When I first got into self hosting, I originally wanted to join the Fediverse by hosting my own instance. After realizing I am not that committed to that idea, I went into a simpler direction.
Originally I was using Cloudflare’s tunnel service. Watching the logs, I would get traffic from random corporations and places.
Being uncomfortable with Cloudflare after pivoting away from social media, I learned how to secure my device myself and started using an uncommon port with a reverse proxy. My logs now only ever show activity when I am connecting to my own site.
Which is what lead me to this question.
What do bots and scrapers look for when they come to a site? Do they mainly target known ports like 80 or 22 for insecurities? Do they ever scan other ports looking for other common services that may be insecure? Is it even worth their time scanning for open ports?
Seeing as I am tiny and obscure, I most likely won’t need to do much research into protecting myself from such threats but I am still curious about the threats that bots pose to other self-hosters or larger platforms.
Read up on shodan.io. bot networks and scrapers can use the database as a seed to find open ports.

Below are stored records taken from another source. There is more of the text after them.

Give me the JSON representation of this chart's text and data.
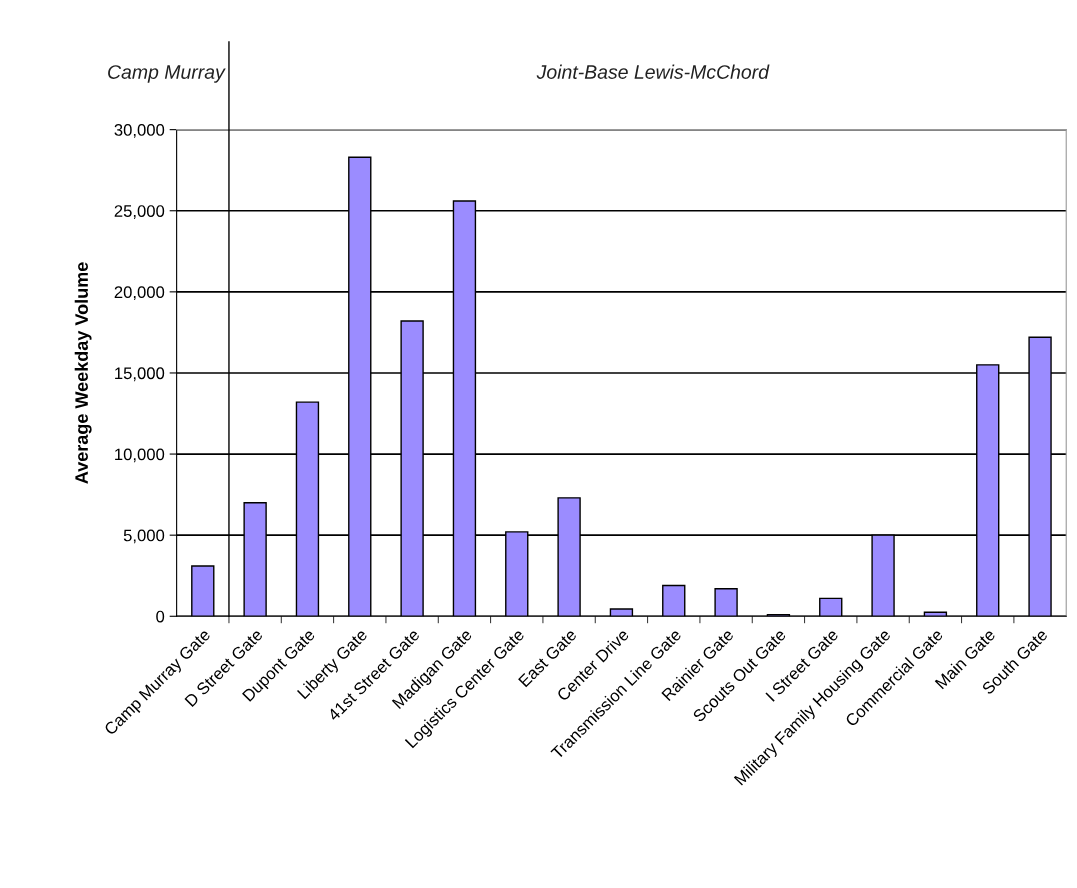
{
  "chart_data": {
    "type": "bar",
    "ylabel": "Average Weekday Volume",
    "categories": [
      "Camp Murray Gate",
      "D Street Gate",
      "Dupont Gate",
      "Liberty Gate",
      "41st Street Gate",
      "Madigan Gate",
      "Logistics Center Gate",
      "East Gate",
      "Center Drive",
      "Transmission Line Gate",
      "Rainier Gate",
      "Scouts Out Gate",
      "I Street Gate",
      "Military Family Housing Gate",
      "Commercial Gate",
      "Main Gate",
      "South Gate"
    ],
    "values": [
      3100,
      7000,
      13200,
      28300,
      18200,
      25600,
      5200,
      7300,
      450,
      1900,
      1700,
      100,
      1100,
      5000,
      250,
      15500,
      17200
    ],
    "color": "#9b8cff",
    "ylim": [
      0,
      30000
    ],
    "yticks": [
      {
        "value": 0,
        "label": "0"
      },
      {
        "value": 5000,
        "label": "5,000"
      },
      {
        "value": 10000,
        "label": "10,000"
      },
      {
        "value": 15000,
        "label": "15,000"
      },
      {
        "value": 20000,
        "label": "20,000"
      },
      {
        "value": 25000,
        "label": "25,000"
      },
      {
        "value": 30000,
        "label": "30,000"
      }
    ],
    "grid": "y",
    "legend": false,
    "annotations": [
      "Camp Murray",
      "Joint-Base Lewis-McChord"
    ]
  }
}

The cli massscan can (under reasonable conditions) scan the the entire ipv4 address space for a single port in 3 minutes. It would take an estimated 74 years for massscan to scan all 64k ports for the entire ipv4 network.
So, using a seed like shodan, can compliment scanners/scrapers to isolate ip addresses to further recon.
I honestly don’t know if this helps your question, I don’t actually know how services in general deal with nonstandard ports, but I’ve written a lot of scanning agents (not ai, old school agents) to recon for red/blue teams. I never started with raw internet guesses, I always used a seed. Shodan, or other scan results.
You can meaningfully portscan the entire internet in a trivial amount of time. Security by obscurity doesn’t work. You just get blindsided. Switching to a non-standard port cleans the logs up because most of the background noise targets standard ports.
It sounds like you’re doing alright so far. Trying not to get got is only part of the puzzle though. You also ought to have a backup and recovery strategy (one tactic is not a strategy). Figuring out how to turn worst-case scenarios into solvable annoyances instead of apocalypse is another (and almost equally as important). If you’re trying to increase your resiliency, and if your Disaster Recovery isn’t fully baked yet, then I’d toss effort that way.
Exactly. Using nonstandard ports will clean up the logs a bit though, but an actual attacker doesn’t care what ports you use.
Yes, they do. Most just search the common ports, but some scan all.
Being tiny and obscure doesn’t mean they won’t find you, it might just take longer.
There is no hiding in that sense. Bots will scan all IPs on all ports over time.
Will it be less on nonstandard ports? Likely. Will it matter? Not really, the attack vectors would be exactly the same.
Secure your systems and running on default or nonstandard ports won’t be an issue.
Given enough time, yes. Just look at shodan.
There are a few very simple things that don’t improve security per se but help break the onslaught. One of them would be to not use standard ports for ssh etc. Another could be to use non-standard usernames (not “admin”). Or rename URLs from the standard “admin.php” or “/contact” to something else.
When I used to have SSH on a nonstandard port, I got login failures from bots. It really depends on the bot and how aggressive they have set it up.
Moving your port over to a nonstandard one is not a solution (unless the problem you experience is too many logs from sshd, and even then, logrotate exists), its security by obscurity which doesn’t really solve anything at all. Only way your server will be safe is by ensuring the packages on your server are up to date and that you harden it to the point where it isn’t too much of nuisance.
Some attackers check services that have already cataloged the services you are running, even on uncommon ports. You won’t hear from them unless you are running a potentially vulnerable service.